There can be no doubt that China is in earnest about what she is doing. Even the skeptics who called the revolution a "mob movement," or another "Boxer uprising," at its early stage must now admit the truth of the matter. The admirable order and discipline which have characterized its proceedings conclusively prove that the revolution is a well-organized movement, directed by men of ability, intelligence, and humanitarian principles. Sacredness of life and its rights, for which they are fighting, have generally guided the conduct of the rebels. The mob element has been conspicuous by its absence from their ranks. It is very doubtful whether a revolution involving such an immense territory and so many millions of people as are involved in this one could be effected with less bloodshed than has thus far marked the Chinese revolution. If some allowance be made for exaggeration in the newspaper reports of the loss of lives and of the disorders that have occurred during the struggle, allowance which is always permissible and even wise for one to make, there has been very little unnecessary bloodshed committed by the revolutionists.

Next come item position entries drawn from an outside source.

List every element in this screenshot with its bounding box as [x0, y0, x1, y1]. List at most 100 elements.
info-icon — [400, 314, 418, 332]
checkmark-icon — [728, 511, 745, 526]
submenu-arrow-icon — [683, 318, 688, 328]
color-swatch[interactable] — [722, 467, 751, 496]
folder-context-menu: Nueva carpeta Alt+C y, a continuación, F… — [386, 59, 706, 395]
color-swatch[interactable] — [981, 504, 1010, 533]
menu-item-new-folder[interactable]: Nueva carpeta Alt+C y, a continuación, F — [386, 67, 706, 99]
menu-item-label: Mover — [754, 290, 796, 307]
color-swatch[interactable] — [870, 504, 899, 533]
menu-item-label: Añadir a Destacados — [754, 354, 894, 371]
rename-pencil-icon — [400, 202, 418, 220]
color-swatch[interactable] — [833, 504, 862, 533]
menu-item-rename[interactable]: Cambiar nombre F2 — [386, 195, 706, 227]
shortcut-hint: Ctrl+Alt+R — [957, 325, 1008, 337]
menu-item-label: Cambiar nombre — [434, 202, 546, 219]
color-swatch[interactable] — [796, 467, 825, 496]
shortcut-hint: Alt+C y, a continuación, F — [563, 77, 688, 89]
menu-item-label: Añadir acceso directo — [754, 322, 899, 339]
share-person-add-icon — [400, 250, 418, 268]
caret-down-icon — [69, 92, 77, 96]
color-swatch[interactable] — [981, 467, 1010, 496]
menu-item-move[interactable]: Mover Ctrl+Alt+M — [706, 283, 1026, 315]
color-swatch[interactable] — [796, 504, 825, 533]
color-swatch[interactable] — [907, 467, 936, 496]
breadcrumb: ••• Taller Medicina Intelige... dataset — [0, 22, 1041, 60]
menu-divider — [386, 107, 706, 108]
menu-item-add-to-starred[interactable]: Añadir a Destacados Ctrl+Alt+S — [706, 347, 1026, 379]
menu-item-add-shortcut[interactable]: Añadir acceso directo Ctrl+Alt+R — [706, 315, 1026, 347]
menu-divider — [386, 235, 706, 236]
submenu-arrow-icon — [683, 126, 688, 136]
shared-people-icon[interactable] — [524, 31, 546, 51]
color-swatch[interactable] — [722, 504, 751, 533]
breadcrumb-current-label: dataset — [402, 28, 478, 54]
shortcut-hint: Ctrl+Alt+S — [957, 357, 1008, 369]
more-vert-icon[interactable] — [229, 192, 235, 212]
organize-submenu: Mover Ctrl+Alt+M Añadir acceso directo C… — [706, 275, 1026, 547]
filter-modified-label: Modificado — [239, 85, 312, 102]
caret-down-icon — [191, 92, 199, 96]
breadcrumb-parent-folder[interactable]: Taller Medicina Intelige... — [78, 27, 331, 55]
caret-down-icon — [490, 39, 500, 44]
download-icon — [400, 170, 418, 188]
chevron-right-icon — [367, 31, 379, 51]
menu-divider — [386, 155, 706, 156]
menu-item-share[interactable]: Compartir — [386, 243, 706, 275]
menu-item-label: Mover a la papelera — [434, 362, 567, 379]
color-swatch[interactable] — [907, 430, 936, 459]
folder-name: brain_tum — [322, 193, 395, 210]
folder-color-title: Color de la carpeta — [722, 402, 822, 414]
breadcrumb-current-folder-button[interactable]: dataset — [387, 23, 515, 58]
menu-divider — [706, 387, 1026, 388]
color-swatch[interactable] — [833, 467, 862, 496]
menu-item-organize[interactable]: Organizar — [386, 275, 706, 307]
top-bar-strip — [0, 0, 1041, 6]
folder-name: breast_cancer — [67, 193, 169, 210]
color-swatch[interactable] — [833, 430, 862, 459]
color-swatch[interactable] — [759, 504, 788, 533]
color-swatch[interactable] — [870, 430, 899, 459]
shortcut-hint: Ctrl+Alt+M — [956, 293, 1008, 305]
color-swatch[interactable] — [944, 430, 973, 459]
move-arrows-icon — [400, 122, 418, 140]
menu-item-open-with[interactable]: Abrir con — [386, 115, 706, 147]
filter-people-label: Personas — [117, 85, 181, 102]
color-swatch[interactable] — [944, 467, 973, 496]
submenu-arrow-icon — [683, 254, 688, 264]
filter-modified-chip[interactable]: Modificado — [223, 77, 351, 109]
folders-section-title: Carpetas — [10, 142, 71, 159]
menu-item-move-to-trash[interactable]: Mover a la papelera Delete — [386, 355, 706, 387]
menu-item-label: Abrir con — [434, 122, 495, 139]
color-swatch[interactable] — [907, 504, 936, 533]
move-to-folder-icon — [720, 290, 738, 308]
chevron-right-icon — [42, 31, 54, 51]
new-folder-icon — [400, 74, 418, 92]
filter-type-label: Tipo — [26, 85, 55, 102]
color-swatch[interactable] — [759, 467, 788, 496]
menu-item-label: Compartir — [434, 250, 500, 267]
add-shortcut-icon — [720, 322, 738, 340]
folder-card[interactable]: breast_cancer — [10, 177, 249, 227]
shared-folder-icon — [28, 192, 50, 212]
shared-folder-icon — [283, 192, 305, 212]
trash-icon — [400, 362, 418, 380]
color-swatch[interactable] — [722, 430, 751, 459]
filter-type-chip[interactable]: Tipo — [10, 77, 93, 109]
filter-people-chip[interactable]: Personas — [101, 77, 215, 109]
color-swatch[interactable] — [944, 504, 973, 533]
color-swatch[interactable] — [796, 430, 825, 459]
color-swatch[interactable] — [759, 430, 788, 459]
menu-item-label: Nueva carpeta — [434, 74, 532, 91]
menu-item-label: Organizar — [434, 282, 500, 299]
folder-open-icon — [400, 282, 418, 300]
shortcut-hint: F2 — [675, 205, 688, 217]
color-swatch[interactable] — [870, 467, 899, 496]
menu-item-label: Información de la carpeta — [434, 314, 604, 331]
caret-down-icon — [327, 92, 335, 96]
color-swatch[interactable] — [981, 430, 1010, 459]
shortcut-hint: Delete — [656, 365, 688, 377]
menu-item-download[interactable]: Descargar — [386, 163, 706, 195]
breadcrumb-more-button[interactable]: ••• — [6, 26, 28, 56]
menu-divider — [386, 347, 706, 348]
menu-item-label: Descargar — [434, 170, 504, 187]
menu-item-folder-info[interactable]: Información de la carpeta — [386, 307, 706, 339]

Although anti-Manchu spirit was a prominent factor in bringing about the uprising, it has been subordinated by the larger idea of humanity. With the exception of a few instances of unnecessary destruction of Manchu lives at the beginning of the outbreak, members of that tribe have been shown great clemency. The rebel leaders have impressed upon the minds of their followers that their first duty is to respect life and property, and have summarily punished those having any inclination to loot or kill. Despite the numerous outrages and acts of brutality by the Manchus and imperial troops, the revolutionaries have been moderate, lenient, and humane in their treatment of their prisoners and enemies. Unnecessary bloodshed has been avoided by them as much as possible. As Dr. Wu Ting-fang has said: "The most glorious page of China's history is being written with a bloodless pen." Regarding the cause of the revolution, it must be noted that the revolt was not a sudden, sporadic movement, nor the result of any single event. It is the outcome of a long series of events, the culmination of the friction and contact with the Western world in the last half-century, especially the last thirty years, and of the importation of Western ideas and methods into China by her foreign-educated students and other agents.
During the last decade, especially the last five years, there has been a most wonderful awakening among the people in the empire. One could almost see the growth of national consciousness, so rapidly has it developed. When the people fully realized their shortcomings and their country's deplorable weakness as it has been constantly brought out in her dealings with foreign Powers, they fell into a state of dissatisfaction and profound unrest. Filled with the shame of national disgrace and imbued with democratic ideas, they have been crying for a strong and liberal government, but their pleas and protests have been in most cases ignored and in a few cases responded to with half-hearted superficial reforms which are far from satisfactory to the progressives. The Manchu government has followed its traditional laissez faire policy in the face of foreign aggressions and threatening dangers of the empire's partition, with no thought of the morrow. Until now it has been completely blind to the force of the popular will and has deemed it not worth while to bother with the common people.